当初は社内啓発を目的として社内研修プログラムとして実施していたが、研修を通して社員が学んでいく様子を見て社外発信を決めたという。今後はウエルシア薬局や神戸市役所などをはじめとした企業に、順次展開していく。
P&Gジャパン合同会社執行役員 広報渉外本部の住友聡子は、アライ研修の開発と社外への提供開始についてこう話す。
「カミングアウトを強要するのでなく、誰もが働きやすい職場を作ること。そのためには当事者の声を待っているだけじゃダメで、いるのだからその人たちのために何ができるのか。研修を開発していく上で、知ること、見えるようにすること、そして知った上でどのような行動を取れるのか、までを考えられるよう工夫しました」
一般社団法人fairの松岡宗嗣(左)と、NPO法人東京レインボープライド共同代表理事・ニューキャンバス代表取締役の杉山文野
会見の最後に松岡はこう語った。
「自分の方がより声をあげやすい立場にいると思う状況であるなら、積極的にアライシップを示すことは重要だと思います。その時にかわいそうな人と助ける人、LGBTQ+とそれ以外、などの二項対立ではないという点は大切です。性はもっと多様で当事者/非当事者と完全に分けきれないものである、といったことを考えながら、どのように自分が発信できるかを考えて頂けると嬉しいです。
自分に何ができるかわからず自信がないことや、自分のもつ知識が足りているのかを恐れる気持ちはわかります。でも怖さは大切な感情なのでむしろもっておきながら、失敗しても大丈夫なので臆せず発信していくことは大事なのではないかなと思います」
杉山も、アライシップを考えることの重要性をこう話した。
「『別に仕事に関係ないから職場にLGBTQ+の人がいてもいいよ』、『LGBTQ+は大人のベッドの上の話なんだから職場に持ち込まないで下さい』という大きな勘違いが生まれてしまっている現状もあります。LGBTQ+は性行為の話ではなく、アイデンティティの話です。

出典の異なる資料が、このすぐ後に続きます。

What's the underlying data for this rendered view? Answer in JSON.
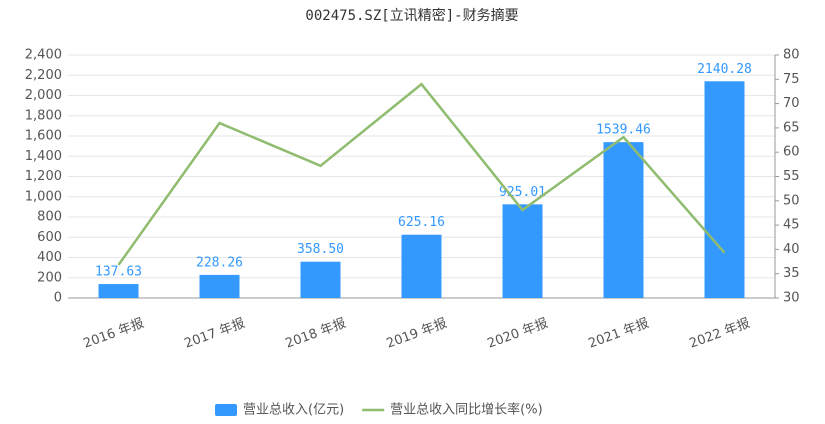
{
  "chart_data": {
    "type": "bar-line",
    "title": "002475.SZ[立讯精密]-财务摘要",
    "categories": [
      "2016 年报",
      "2017 年报",
      "2018 年报",
      "2019 年报",
      "2020 年报",
      "2021 年报",
      "2022 年报"
    ],
    "series": [
      {
        "name": "营业总收入(亿元)",
        "type": "bar",
        "color": "#3399ff",
        "values": [
          137.63,
          228.26,
          358.5,
          625.16,
          925.01,
          1539.46,
          2140.28
        ],
        "value_labels": [
          "137.63",
          "228.26",
          "358.50",
          "625.16",
          "925.01",
          "1539.46",
          "2140.28"
        ]
      },
      {
        "name": "营业总收入同比增长率(%)",
        "type": "line",
        "axis": "y2",
        "color": "#8fbc6f",
        "values": [
          36.8,
          66.0,
          57.2,
          74.0,
          48.1,
          63.1,
          39.3
        ]
      }
    ],
    "ylim": [
      0,
      2400
    ],
    "yticks": [
      0,
      200,
      400,
      600,
      800,
      {
        "value": 1000,
        "label": "1,000"
      },
      {
        "value": 1200,
        "label": "1,200"
      },
      {
        "value": 1400,
        "label": "1,400"
      },
      {
        "value": 1600,
        "label": "1,600"
      },
      {
        "value": 1800,
        "label": "1,800"
      },
      {
        "value": 2000,
        "label": "2,000"
      },
      {
        "value": 2200,
        "label": "2,200"
      },
      {
        "value": 2400,
        "label": "2,400"
      }
    ],
    "y2lim": [
      30,
      80
    ],
    "y2ticks": [
      30,
      35,
      40,
      45,
      50,
      55,
      60,
      65,
      70,
      75,
      80
    ],
    "grid": true
  }
}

人がもって生まれた違いに課題があるのか、それとも違いを受け入れられない社会に課題があるのか。一人として同じ人がいないなかでは誰しもみんなマイノリティー性があって、マイノリティーが集まってマジョリティーというグループをつくっているだけだと思うので、マイノリティーの課題に向き合うことはきっとマジョリティーの課題に向き合うことだと思います。当事者は誰になら言えるかいつも探しています。そんな時にSNSの投稿を拡散するだけで、レインボーのシールが貼ってあるだけで、安心感に繋がると思います」
先月、性的少数者の課題に関する「理解増進法案」の国会への提出が見送られた。さらに同法案に関する自民党議員の発言が問題となるなど、根強く差別や偏見が残る日本社会の様相が浮き彫りになった。これを当事者だけの問題として傍観するのではなく、「自分らしいアライのやり方」として実践できることがあるはずだ。
LGBTQ+について考えることは、自分の隣にいる人について思いを馳せることだ。まずは身近な人が置かれている状況を想像し、その人を思う気持ちを少し発信してみることから、理解の輪は波及していくのかもしれない。